Cuando sucede lo peor: defectos de nacimiento y sus secuelas

En un blog anterior, sobre los temores de embarazo y parto, hablé sobre el temor de producir un bebé monstruoso, uno con defectos de nacimiento, esencialmente. En mi libro "El monstruo interior: el lado oculto de la maternidad", dedico un par de capítulos a las respuestas de padres e hijos a estos sucesos desafortunados, a veces trágicos. El domingo pasado y el lunes, el New York Times, una vez más, proporcionó dos ejemplos contemporáneos de respuestas de los padres a defectos de nacimiento graves. Estas dos historias angustiosas son muy diferentes e ilustran bastante dramáticamente las grandes diferencias que pueden caracterizar el afrontamiento parental.

La primera historia apareció en forma de una reseña del libro de Roger Rosenblatt del informe autobiográfico de Ian Brown "El niño en la luna / El viaje de un padre para comprender a su hijo extraordinario". Esta es una historia inspiradora, aunque muy dolorosa. Walker Brown nació con un defecto genético raro y poco entendido (síndrome cardiofaciocutáneo) que lo dejó en un estado de retraso grave, incapaz de caminar o hablar, comer alimentos sólidos o dejar de usar el baño, aunque gradualmente aumentó de peso y creció. Tenía dos padres muy preocupados y una hermana mayor normal. Aunque pudo haber sido institucionalizado desde el principio, una acción que nadie hubiera criticado, su familia eligió mantenerlo en casa y hacer todo lo posible para ayudarlo y amarlo. Según los informes, sus padres no tuvieron dos noches seguidas sin interrupción durante los primeros ocho años de su vida. Para ambos era muy importante, a pesar de la enorme tensión, brindarle todo el amor y la ayuda para el desarrollo que pudieran, antes de ubicarlo en un buen hogar grupal cercano, a la edad de doce años. ¿Eran ambivalentes sobre él? Debieron haber estado, y tal vez el uno en el otro, mientras luchaban con el impulso de rendirse. Y seguramente su hermana mayor era muy ambivalente. Pero no fueron crueles ni negligentes de ninguna manera. No muchas familias podrían haber hecho lo que hicieron.

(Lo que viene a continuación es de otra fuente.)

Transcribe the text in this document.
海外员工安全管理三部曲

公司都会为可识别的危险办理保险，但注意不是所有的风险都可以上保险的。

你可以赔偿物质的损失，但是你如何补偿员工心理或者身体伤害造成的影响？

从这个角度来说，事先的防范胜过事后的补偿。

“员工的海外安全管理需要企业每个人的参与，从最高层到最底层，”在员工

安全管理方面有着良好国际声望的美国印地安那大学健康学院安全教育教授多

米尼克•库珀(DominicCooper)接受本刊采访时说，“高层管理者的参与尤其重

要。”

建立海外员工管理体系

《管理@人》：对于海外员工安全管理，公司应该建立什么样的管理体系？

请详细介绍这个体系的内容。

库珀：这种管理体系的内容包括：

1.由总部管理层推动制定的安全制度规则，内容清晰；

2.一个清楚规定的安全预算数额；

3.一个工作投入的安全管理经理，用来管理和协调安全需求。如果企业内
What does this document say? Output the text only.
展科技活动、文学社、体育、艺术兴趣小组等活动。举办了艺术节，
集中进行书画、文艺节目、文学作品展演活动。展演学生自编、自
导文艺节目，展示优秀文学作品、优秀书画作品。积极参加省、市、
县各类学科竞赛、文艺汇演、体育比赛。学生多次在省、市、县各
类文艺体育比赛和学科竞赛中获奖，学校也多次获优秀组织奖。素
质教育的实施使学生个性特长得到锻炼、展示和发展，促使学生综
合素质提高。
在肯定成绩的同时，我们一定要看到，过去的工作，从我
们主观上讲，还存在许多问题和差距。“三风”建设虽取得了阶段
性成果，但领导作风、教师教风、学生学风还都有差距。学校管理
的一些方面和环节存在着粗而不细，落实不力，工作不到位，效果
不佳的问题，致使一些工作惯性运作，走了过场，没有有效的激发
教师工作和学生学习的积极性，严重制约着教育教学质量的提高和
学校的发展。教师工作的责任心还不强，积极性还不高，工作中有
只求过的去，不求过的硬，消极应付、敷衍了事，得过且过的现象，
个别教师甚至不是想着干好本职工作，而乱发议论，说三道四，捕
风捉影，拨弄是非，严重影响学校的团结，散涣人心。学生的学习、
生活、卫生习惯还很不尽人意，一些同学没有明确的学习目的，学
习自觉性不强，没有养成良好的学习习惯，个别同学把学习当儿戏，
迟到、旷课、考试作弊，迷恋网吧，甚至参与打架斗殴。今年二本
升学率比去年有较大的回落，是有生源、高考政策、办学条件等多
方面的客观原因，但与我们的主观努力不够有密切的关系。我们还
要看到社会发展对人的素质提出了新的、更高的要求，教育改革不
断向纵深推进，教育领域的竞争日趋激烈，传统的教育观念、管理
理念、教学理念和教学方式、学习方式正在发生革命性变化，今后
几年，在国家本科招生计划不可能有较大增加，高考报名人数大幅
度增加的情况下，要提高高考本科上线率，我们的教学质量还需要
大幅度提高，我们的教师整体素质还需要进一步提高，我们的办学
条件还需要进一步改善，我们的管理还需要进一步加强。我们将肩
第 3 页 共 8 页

La segunda historia es el opuesto directo de la primera. Marchella Pierce murió a la edad de cuatro años, en septiembre pasado. En el momento de su muerte, ella pesaba 18 libras, aproximadamente la mitad de lo que era normal para su edad. Ella nació prematuramente, con pulmones subdesarrollados, y estuvo dentro y fuera del hospital muchas veces. Cuando estaba en casa, si puede llamarse así, estaba a merced de una familia disfuncional plagada de violencia y consumo de drogas. Su madre con frecuencia la drogaba y la ataba a una cama, para controlarla, y los servicios de protección infantil que se suponía que estaban involucrados no contribuyeron en nada a protegerla. En este caso, es difícil ver dónde estaba la ambivalencia, ya que la ambivalencia implica tanto amor como odio y no hubo ningún signo de cuidado amoroso o tierno por este niño en absoluto. Los adultos en esta situación estaban tan empobrecidos y preocupados que eran incapaces de preocuparse por este niño dañado.

Estas dos historias representan los extremos en las reacciones de los padres a los niños dañados: amor y cuidado, sobreviviendo a pesar del daño irremediable, versus negligencia que conduce a la muerte en un niño que podría haber sobrevivido y crecido a pesar de sus defectos de nacimiento. Ambas situaciones son trágicas, la segunda especialmente debido a la falta de intervención de los servicios públicos cuya función supuesta es el rescate de niños en peligro de extinción.